All of Rodríguez's strengths, though, comes in a player with an uncommon amount of experience. She has been training with her national team since she was an 11-year-old. she debuted at senior level in 2008, has accumulated 70 caps, and has played in a World Cup. She was the MAC Hermann Trophy winner as collegiate soccer’s best player during her last year at Penn State, and in her first professional season (2016), she was the NWSL’s Rookie of the Year. Four years of NWSL experience feels between a lifetime and nothing, but the wealth of time Rodríguez put in to get to Penn State and Sky Blue makes her an especially experienced 26-year-old.

On top of all that is her pure availability. The paragraphs, above, may just feel like a post expounding on a new player’s qualities, and under the heading of that new player’s website, that expounding may feel hagiographical. Fair enough, but in all those qualities, Rodríguez does have undeniable value. Whether you feel that value is as high as I do, it is still rare that one midfielder be able to contribute in all those ways. Horan is another that fits those labels, and while it would be excessive to start, skill by skill, comparing Rodríguez and Horan, how many midfielders in the NWSL are truly that versatile? Form that list – and it won’t take long – and you see why Rodríguez was such a priority for Portland.

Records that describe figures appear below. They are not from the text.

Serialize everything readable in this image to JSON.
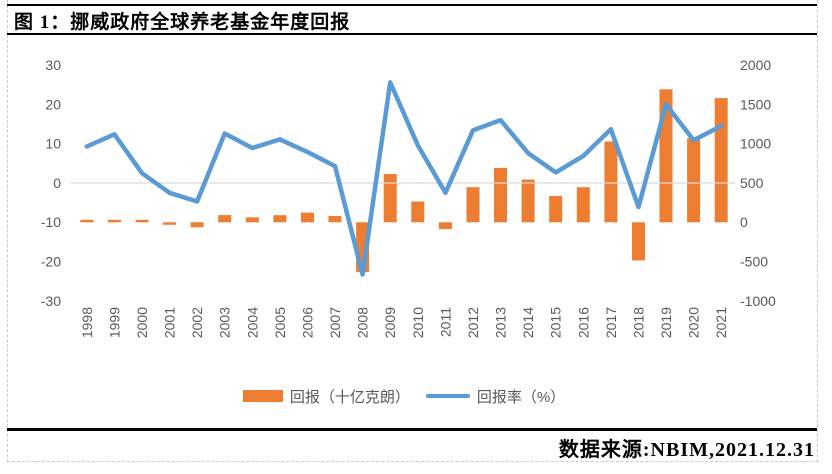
{
  "frame": {
    "title": "图 1：挪威政府全球养老基金年度回报",
    "source": "数据来源:NBIM,2021.12.31"
  },
  "chart_data": {
    "type": "bar",
    "subtype": "combo-bar-line-dual-axis",
    "categories": [
      "1998",
      "1999",
      "2000",
      "2001",
      "2002",
      "2003",
      "2004",
      "2005",
      "2006",
      "2007",
      "2008",
      "2009",
      "2010",
      "2011",
      "2012",
      "2013",
      "2014",
      "2015",
      "2016",
      "2017",
      "2018",
      "2019",
      "2020",
      "2021"
    ],
    "series": [
      {
        "name": "回报（十亿克朗）",
        "type": "bar",
        "axis": "right",
        "color": "#ED7D31",
        "values": [
          14,
          25,
          6,
          -15,
          -63,
          91,
          63,
          90,
          124,
          80,
          -633,
          613,
          264,
          -86,
          447,
          692,
          544,
          334,
          447,
          1028,
          -485,
          1692,
          1070,
          1580
        ]
      },
      {
        "name": "回报率（%）",
        "type": "line",
        "axis": "left",
        "color": "#5B9BD5",
        "values": [
          9.3,
          12.4,
          2.5,
          -2.5,
          -4.7,
          12.6,
          8.9,
          11.1,
          7.9,
          4.3,
          -23.3,
          25.6,
          9.6,
          -2.5,
          13.4,
          16.0,
          7.6,
          2.7,
          6.9,
          13.7,
          -6.1,
          20.0,
          10.9,
          14.5
        ]
      }
    ],
    "left_axis": {
      "ticks": [
        30,
        20,
        10,
        0,
        -10,
        -20,
        -30
      ],
      "range": [
        -30,
        30
      ]
    },
    "right_axis": {
      "ticks": [
        2000,
        1500,
        1000,
        500,
        0,
        -500,
        -1000
      ],
      "range": [
        -1000,
        2000
      ]
    },
    "gridline_at_left_value": 0,
    "grid": "single-horizontal-gridline",
    "legend_position": "bottom",
    "tick_color": "#595959",
    "gridline_color": "#D9D9D9"
  }
}
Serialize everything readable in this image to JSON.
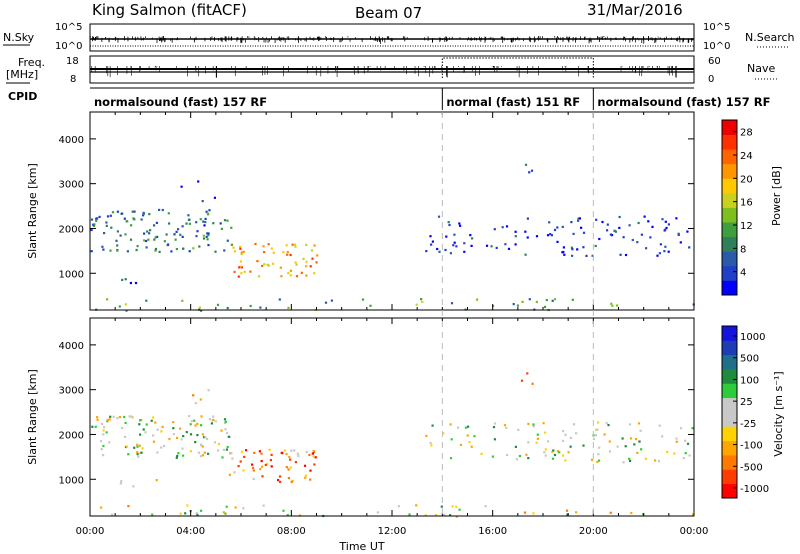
{
  "header": {
    "station": "King Salmon (fitACF)",
    "beam": "Beam 07",
    "date": "31/Mar/2016"
  },
  "labels": {
    "nsky": "N.Sky",
    "nsearch": "N.Search",
    "freq_line1": "Freq.",
    "freq_line2": "[MHz]",
    "nave": "Nave",
    "cpid": "CPID"
  },
  "counts_axis": {
    "top": "10^5",
    "bottom": "10^0"
  },
  "freq_axis": {
    "ticks": [
      18,
      8
    ]
  },
  "nave_axis": {
    "ticks": [
      60,
      0
    ]
  },
  "cpid_segments": [
    {
      "label": "normalsound (fast) 157 RF",
      "start_h": 0.0,
      "end_h": 14.0
    },
    {
      "label": "normal (fast) 151 RF",
      "start_h": 14.0,
      "end_h": 20.0
    },
    {
      "label": "normalsound (fast) 157 RF",
      "start_h": 20.0,
      "end_h": 24.0
    }
  ],
  "chart_data": [
    {
      "type": "heatmap",
      "name": "power",
      "ylabel": "Slant Range [km]",
      "ylim": [
        180,
        4600
      ],
      "yticks": [
        1000,
        2000,
        3000,
        4000
      ],
      "xlim": [
        0,
        24
      ],
      "colorbar": {
        "label": "Power [dB]",
        "ticks": [
          "28",
          "24",
          "20",
          "16",
          "12",
          "8",
          "4"
        ],
        "range": [
          0,
          30
        ],
        "colors": [
          "#0000ff",
          "#1f3fc8",
          "#2a5aa8",
          "#2f7f5a",
          "#3f9f3f",
          "#7cbf1f",
          "#c8d21e",
          "#ffc800",
          "#ff9600",
          "#ff6400",
          "#ff3000",
          "#ee0000"
        ]
      },
      "regions": [
        {
          "t0": 0.0,
          "t1": 5.6,
          "r0": 1500,
          "r1": 2450,
          "level": 0.25,
          "density": 0.9
        },
        {
          "t0": 3.3,
          "t1": 5.0,
          "r0": 2500,
          "r1": 3100,
          "level": 0.12,
          "density": 0.15
        },
        {
          "t0": 1.0,
          "t1": 2.8,
          "r0": 780,
          "r1": 1030,
          "level": 0.15,
          "density": 0.35
        },
        {
          "t0": 5.5,
          "t1": 9.0,
          "r0": 950,
          "r1": 1700,
          "level": 0.7,
          "density": 0.9
        },
        {
          "t0": 13.3,
          "t1": 24.0,
          "r0": 1400,
          "r1": 2300,
          "level": 0.12,
          "density": 0.45
        },
        {
          "t0": 17.1,
          "t1": 17.6,
          "r0": 3100,
          "r1": 3550,
          "level": 0.15,
          "density": 0.6
        },
        {
          "t0": 0.0,
          "t1": 24.0,
          "r0": 190,
          "r1": 450,
          "level": 0.35,
          "density": 0.28
        }
      ]
    },
    {
      "type": "heatmap",
      "name": "velocity",
      "ylabel": "Slant Range [km]",
      "ylim": [
        180,
        4600
      ],
      "yticks": [
        1000,
        2000,
        3000,
        4000
      ],
      "xlim": [
        0,
        24
      ],
      "xlabel": "Time UT",
      "xticks": [
        "00:00",
        "04:00",
        "08:00",
        "12:00",
        "16:00",
        "20:00",
        "00:00"
      ],
      "colorbar": {
        "label": "Velocity [m s⁻¹]",
        "ticks": [
          "1000",
          "500",
          "100",
          "25",
          "-25",
          "-100",
          "-500",
          "-1000"
        ],
        "colors": [
          "#ff0000",
          "#ff3c00",
          "#ff7800",
          "#ffa500",
          "#ffd200",
          "#c8c8c8",
          "#c8c8c8",
          "#2ecc3a",
          "#1e8c3c",
          "#1e6e8c",
          "#1e3cb4",
          "#1414dc"
        ]
      },
      "regions": [
        {
          "t0": 0.0,
          "t1": 5.6,
          "r0": 1500,
          "r1": 2450,
          "level": 0.5,
          "density": 0.9
        },
        {
          "t0": 3.3,
          "t1": 5.0,
          "r0": 2500,
          "r1": 3100,
          "level": 0.4,
          "density": 0.15
        },
        {
          "t0": 1.0,
          "t1": 2.8,
          "r0": 780,
          "r1": 1030,
          "level": 0.5,
          "density": 0.35
        },
        {
          "t0": 5.5,
          "t1": 9.0,
          "r0": 950,
          "r1": 1700,
          "level": 0.22,
          "density": 0.92
        },
        {
          "t0": 13.3,
          "t1": 24.0,
          "r0": 1400,
          "r1": 2300,
          "level": 0.5,
          "density": 0.45
        },
        {
          "t0": 17.1,
          "t1": 17.6,
          "r0": 3100,
          "r1": 3550,
          "level": 0.3,
          "density": 0.6
        },
        {
          "t0": 0.0,
          "t1": 24.0,
          "r0": 190,
          "r1": 450,
          "level": 0.45,
          "density": 0.28
        }
      ]
    }
  ]
}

Those priorities, though, had two big costs, the first of which was Midge Purce. Purce’s place with the United States national team in Tampa, Florida, right now says everything you need to know about her value, but if more context is needed, now her eight goals in 2019 placed her in the NWSL’s top five in that category, a spot she achieved in her first full-time stint as a starting forward. Over the course of three years, the Harvard product has gone from a debut season in Boston to fighting for a spot at right back in Portland, to a player whose contributions at a different position (forward) were essential to her team’s ability to survive their World Cup absences. What's more, Purce’s steady, self-driven improvement makes it easy to imagine another significant step forward next season; and, after that, another.

As much as Purce’s 2019 breakout was rightly celebrated, the underpinnings were slightly ignored. Because the 24-year-old’s potential had been evident since she debuted with Boston as a first-round draft pick in 2017, her eight-goal season was more exciting than surprising. But Purce didn’t enter her third campaign with any guarantees of playing time, and after working through early-season injuries, she had to win a place among Portland’s starters. Even after success during the team’s World Cup absences, a spot in the team’s XI wasn’t assured, with both Foord and Hayley Raso due back for the season’s most important months. Yet for most of that time, Purce retained her place in the team’s XI, and while Mark Parsons’ quest for late-season answers eventually changed his lineup, Purce deserves recognition for the battles she won. There were things she had to earn before earning her goals. All of those were testaments to her work.

That work, though, deserves an opportunity. She should get that at Sky Blue. Whether her national-team path means that opportunity is at forward or right back, those chances are more likely to come in New Jersey than Oregon. The Thorns are in a position where they have to make tough choices about players like Sonnett, Foord and Purce – players whose values allow them to acquire quality pieces that can reshape their roster. Sky Blue is in a position to use one of those pieces to acquire the potential of Purce.

Combine Purce’s value with that of a first-round pick, and Portland’s deal with Sky Blue marks the second big price the Thorns have paid today. At this point in the team’s success cycle, though, these are the costs that have to be paid. Some areas needed change. Other areas allow the team to deal from depth. In both cases, rare targets required steep prices to bring them to Portland.